Вероятно, автопортрет Достоевского был первым подлинным психологическим портретом человечества. Это вовсе не значит, что в других литературных и религиозных текстах нельзя найти глубинные психологические инсайты, однако ни в одной книге нельзя обнаружить психологический портрет, больше обращенный в будущее, чем в "Записках из подполья". Следует помнить, что Достоевский писал до Фрейда и до открытия глубинной психологии. Первой значительной книгой Фрейда был труд "Исследования истерии", опубликованный в 1895 году, а также "Интерпретация сновидений", вышедшая в начале XX века.
По существу, одним из последствий разрушения традиционного мифа, которое мы видели, было смещение главной парадигмы. Со времен Фауста появилась необходимость создавать и описывать человека в его социальной среде, а не в теологическом контексте. Эпоха Софокла и эпоха Данте считались sub specie eternitatus (вечностью). Но Эпоха Страха (как однажды было написано на обложке журнала "Time") чаще всего определялась классом, нацией, социально-половой ролью людей, их экономическим статусом и неврозом. Фактически все дисциплины, которые мы называем социальными науками: экономика, политология, социология, градостроительство, антропология и психология, – появились в XIX веке вследствие этого фундаментального смещения парадигмы. Юнг однажды отметил, что психология – это новейшая из так называемых наук, так как возникающие благодаря ей инсайты заключены в великих мифах и религиях.
Фрейд заметил, что человечество трижды фундаментально переосмыслило строение космоса, трижды развенчало инфляцию Эго. Это труды Коперника, из которых мы узнали, что не являемся центром вселенной, как считал Птолемей; это учение Дарвина, из которого мы узнали, что раньше мы были животными и, возможно, еще не достигли вершины эволюции; и глубинная психология, основа которой заключается в неявном утверждении, что большую часть времени мы, обладатели совершенного сознания, находимся под влиянием неподконтрольных нам влечений.

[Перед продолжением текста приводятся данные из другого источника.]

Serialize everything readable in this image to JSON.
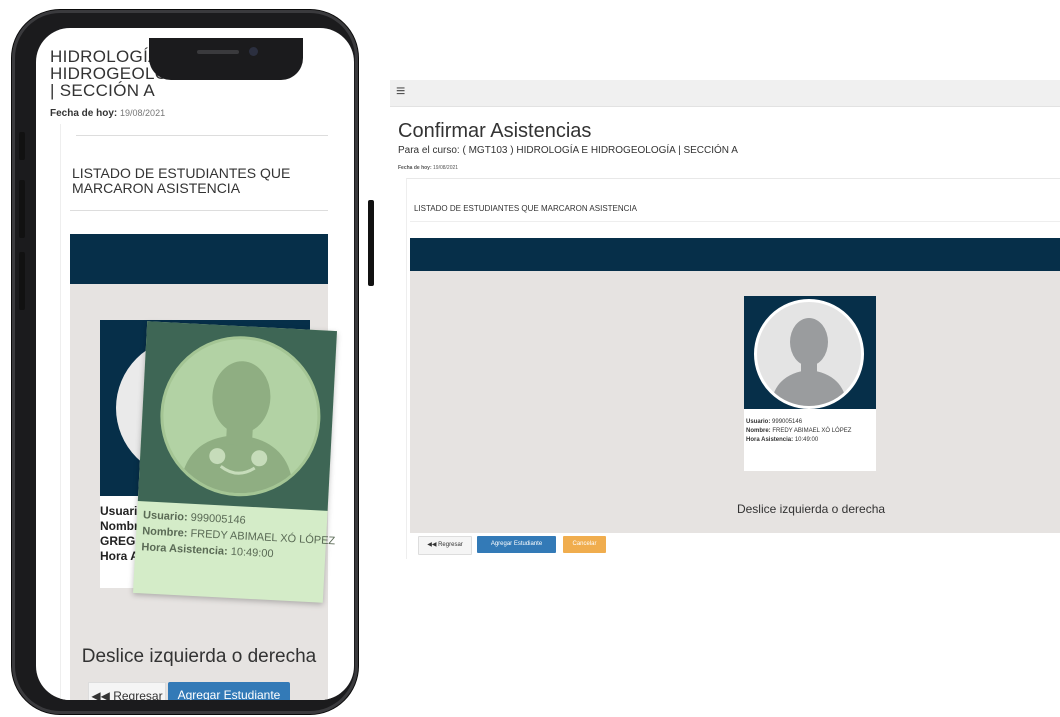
{
  "mobile": {
    "course_title": "HIDROLOGÍA E\nHIDROGEOLOGÍA\n| SECCIÓN A",
    "date_label": "Fecha de hoy:",
    "date_value": "19/08/2021",
    "listado": "LISTADO DE ESTUDIANTES QUE MARCARON ASISTENCIA",
    "back_card": {
      "usuario_label": "Usuari",
      "nombre_label": "Nombr",
      "extra": "GREG",
      "hora_label": "Hora A"
    },
    "front_card": {
      "usuario_label": "Usuario:",
      "usuario_value": "999005146",
      "nombre_label": "Nombre:",
      "nombre_value": "FREDY ABIMAEL XÓ LÓPEZ",
      "hora_label": "Hora Asistencia:",
      "hora_value": "10:49:00"
    },
    "deslice": "Deslice izquierda o derecha",
    "btn_back": "◀◀ Regresar",
    "btn_add": "Agregar Estudiante"
  },
  "desktop": {
    "menu_icon": "≡",
    "title": "Confirmar Asistencias",
    "subtitle": "Para el curso: ( MGT103 ) HIDROLOGÍA E HIDROGEOLOGÍA | SECCIÓN A",
    "date_label": "Fecha de hoy:",
    "date_value": "19/08/2021",
    "listado": "LISTADO DE ESTUDIANTES QUE MARCARON ASISTENCIA",
    "card": {
      "usuario_label": "Usuario:",
      "usuario_value": "999005146",
      "nombre_label": "Nombre:",
      "nombre_value": "FREDY ABIMAEL XÓ LÓPEZ",
      "hora_label": "Hora Asistencia:",
      "hora_value": "10:49:00"
    },
    "deslice": "Deslice izquierda o derecha",
    "btn_back": "◀◀ Regresar",
    "btn_add": "Agregar Estudiante",
    "btn_cancel": "Cancelar"
  },
  "colors": {
    "navy": "#062f49",
    "carousel_bg": "#e6e3e1",
    "primary": "#337ab7",
    "warning": "#f0ad4e",
    "swipe_card": "#d4ecc8"
  }
}
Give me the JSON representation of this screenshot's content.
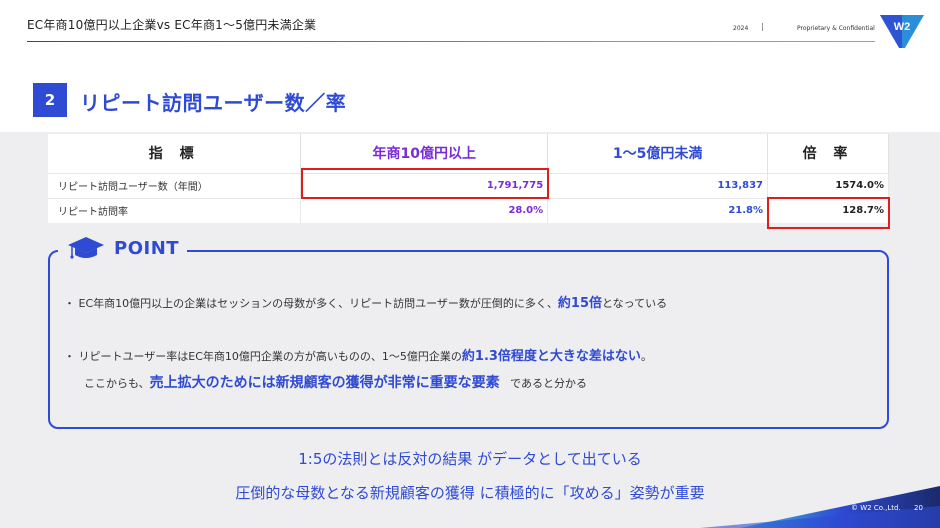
{
  "header": {
    "title": "EC年商10億円以上企業vs EC年商1〜5億円未満企業",
    "year": "2024",
    "separator": "|",
    "confidential": "Proprietary & Confidential",
    "logo_text": "W2"
  },
  "section": {
    "number": "2",
    "title": "リピート訪問ユーザー数／率"
  },
  "table": {
    "headers": [
      "指 標",
      "年商10億円以上",
      "1〜5億円未満",
      "倍 率"
    ],
    "rows": [
      {
        "label": "リピート訪問ユーザー数（年間）",
        "big": "1,791,775",
        "mid": "113,837",
        "rate": "1574.0%"
      },
      {
        "label": "リピート訪問率",
        "big": "28.0%",
        "mid": "21.8%",
        "rate": "128.7%"
      }
    ]
  },
  "point": {
    "title": "POINT",
    "bullet1_pre": "・ EC年商10億円以上の企業はセッションの母数が多く、リピート訪問ユーザー数が圧倒的に多く、",
    "bullet1_hl": "約15倍",
    "bullet1_post": "となっている",
    "bullet2_pre": "・ リピートユーザー率はEC年商10億円企業の方が高いものの、1〜5億円企業の",
    "bullet2_hl": "約1.3倍程度と大きな差はない",
    "bullet2_post": "。",
    "bullet3_pre": "ここからも、",
    "bullet3_hl": "売上拡大のためには新規顧客の獲得が非常に重要な要素",
    "bullet3_post": "であると分かる"
  },
  "conclusion": {
    "line1": "1:5の法則とは反対の結果 がデータとして出ている",
    "line2": "圧倒的な母数となる新規顧客の獲得 に積極的に「攻める」姿勢が重要"
  },
  "footer": {
    "copyright": "© W2 Co.,Ltd.",
    "page": "20"
  },
  "colors": {
    "accent_blue": "#2f4ad3",
    "purple": "#7b2bd4",
    "highlight_red": "#e01d1d",
    "background_gray": "#eeeef0"
  }
}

Человек из подполья Достоевского – это метафора жизни, протекающей под сознанием, это жизнь, которая бурлит и разрушает хорошо скроенные логические планы улучшения благосостояния и самовосхваления. Его портрет человечества часто несовместим с сознанием, самооценкой и инфляцией Эго, но при этом он бесспорно честный, точный и неоспоримый.

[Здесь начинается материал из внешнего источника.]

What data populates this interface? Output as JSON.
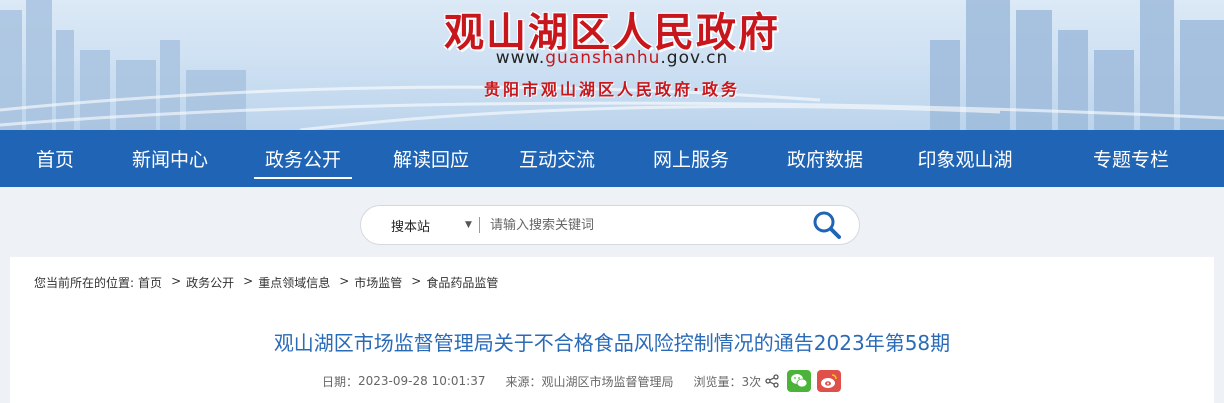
{
  "header": {
    "site_title": "观山湖区人民政府",
    "url_prefix": "www.",
    "url_domain": "guanshanhu",
    "url_suffix": ".gov.cn",
    "subtitle": "贵阳市观山湖区人民政府·政务"
  },
  "nav": {
    "items": [
      {
        "label": "首页"
      },
      {
        "label": "新闻中心"
      },
      {
        "label": "政务公开",
        "active": true
      },
      {
        "label": "解读回应"
      },
      {
        "label": "互动交流"
      },
      {
        "label": "网上服务"
      },
      {
        "label": "政府数据"
      },
      {
        "label": "印象观山湖"
      },
      {
        "label": "专题专栏"
      }
    ]
  },
  "search": {
    "scope": "搜本站",
    "placeholder": "请输入搜索关键词"
  },
  "breadcrumb": {
    "prefix": "您当前所在的位置:",
    "items": [
      "首页",
      "政务公开",
      "重点领域信息",
      "市场监管",
      "食品药品监管"
    ],
    "separator": ">"
  },
  "article": {
    "title": "观山湖区市场监督管理局关于不合格食品风险控制情况的通告2023年第58期",
    "date_label": "日期：",
    "date": "2023-09-28 10:01:37",
    "source_label": "来源：",
    "source": "观山湖区市场监督管理局",
    "views_label": "浏览量：",
    "views": "3次"
  },
  "colors": {
    "nav_bg": "#1f64b5",
    "title_red": "#c8161d",
    "article_title": "#2a6bb8",
    "wechat": "#4cb33a",
    "weibo": "#e0504a"
  }
}
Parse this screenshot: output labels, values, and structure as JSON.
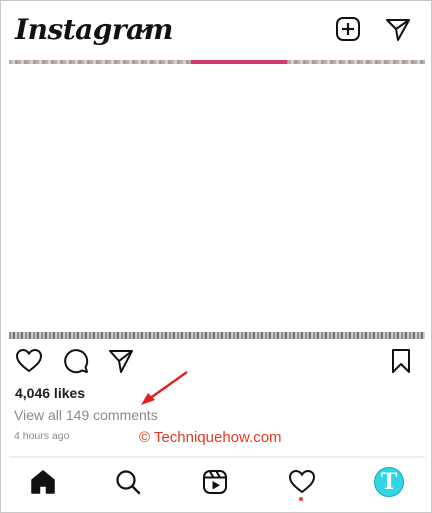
{
  "header": {
    "logo_text": "Instagram",
    "icons": [
      "chevron-down-icon",
      "add-post-icon",
      "direct-message-icon"
    ]
  },
  "post": {
    "likes": "4,046 likes",
    "view_comments": "View all 149 comments",
    "timestamp": "4 hours ago",
    "actions": [
      "heart-icon",
      "comment-icon",
      "share-icon",
      "bookmark-icon"
    ]
  },
  "overlay": {
    "watermark": "© Techniquehow.com",
    "arrow_color": "#e0201b"
  },
  "bottom_nav": {
    "items": [
      "home-icon",
      "search-icon",
      "reels-icon",
      "activity-heart-icon",
      "profile-avatar"
    ],
    "avatar_letter": "T",
    "avatar_color": "#2ed6e6",
    "notification_dot_color": "#ff3040"
  }
}
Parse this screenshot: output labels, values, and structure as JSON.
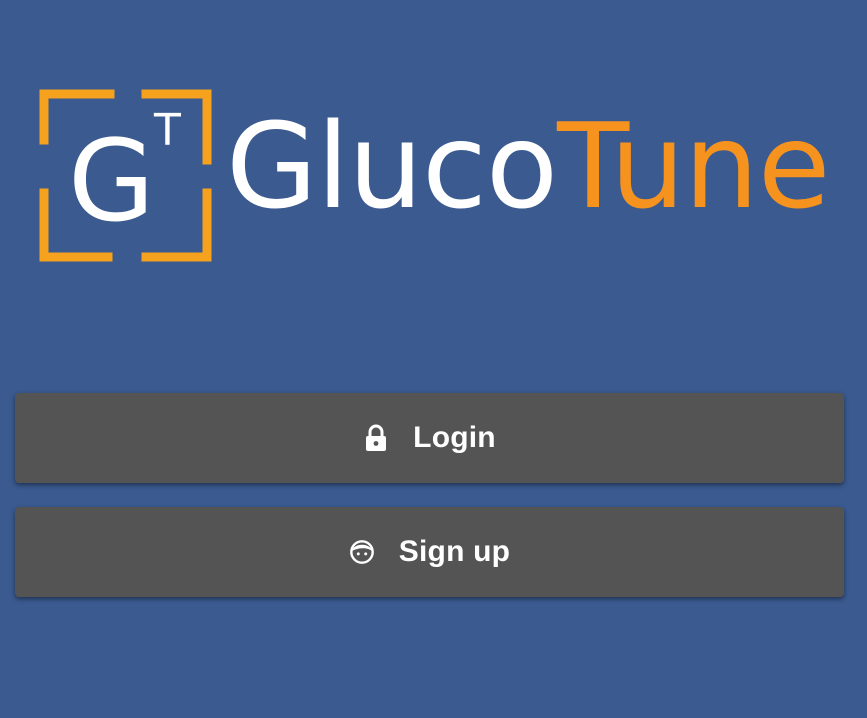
{
  "app": {
    "logo": {
      "monogram_main": "G",
      "monogram_super": "T",
      "wordmark_primary": "Gluco",
      "wordmark_accent": "Tune",
      "colors": {
        "primary": "#ffffff",
        "accent": "#f6921e",
        "frame": "#f6a21e"
      }
    },
    "background_color": "#3a5a90"
  },
  "actions": {
    "login": {
      "label": "Login",
      "icon": "lock-icon"
    },
    "signup": {
      "label": "Sign up",
      "icon": "face-icon"
    },
    "button_color": "#545454"
  }
}
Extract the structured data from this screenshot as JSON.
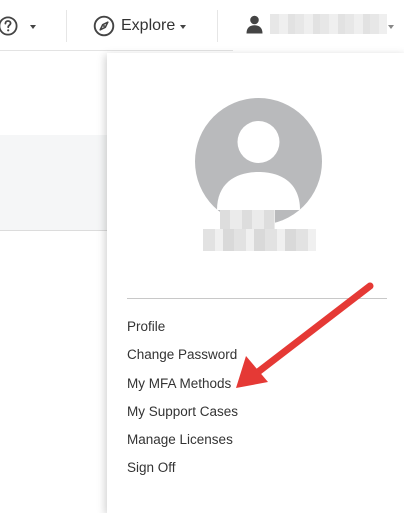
{
  "topbar": {
    "help_icon": "question-circle-icon",
    "explore_icon": "compass-icon",
    "explore_label": "Explore",
    "user_icon": "person-icon",
    "caret_icon": "caret-down-icon"
  },
  "dropdown": {
    "avatar_icon": "user-avatar-icon",
    "menu_items": [
      "Profile",
      "Change Password",
      "My MFA Methods",
      "My Support Cases",
      "Manage Licenses",
      "Sign Off"
    ]
  },
  "annotation": {
    "arrow_color": "#e53935"
  },
  "colors": {
    "avatar_background": "#b9babc",
    "divider": "#c8c8c8"
  }
}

В "Записках из подполья" скрыты четыре психологических инсайта, которые, с моей точки зрения, чрезвычайно актуальны для современности: наш внутренний нарциссизм, наше стремление к хаосу и саморазрушению, наша извращенность и наше навязчивое стремление к самоутверждению.
Ни один труд западного мыслителя не начинается с таких услаждающих слух слов, как "Записки из подполья":
"Я человек больной… Я злой человек. Непривлекательный я человек. Я думаю, что у меня болит печень. Впрочем, я ни шиша не смыслю в своей болезни и не знаю наверное, что у меня болит… А впрочем, о чем может говорить порядочный человек с наибольшим удовольствием? Ответ: о себе. Ну, я так и буду говорить о себе".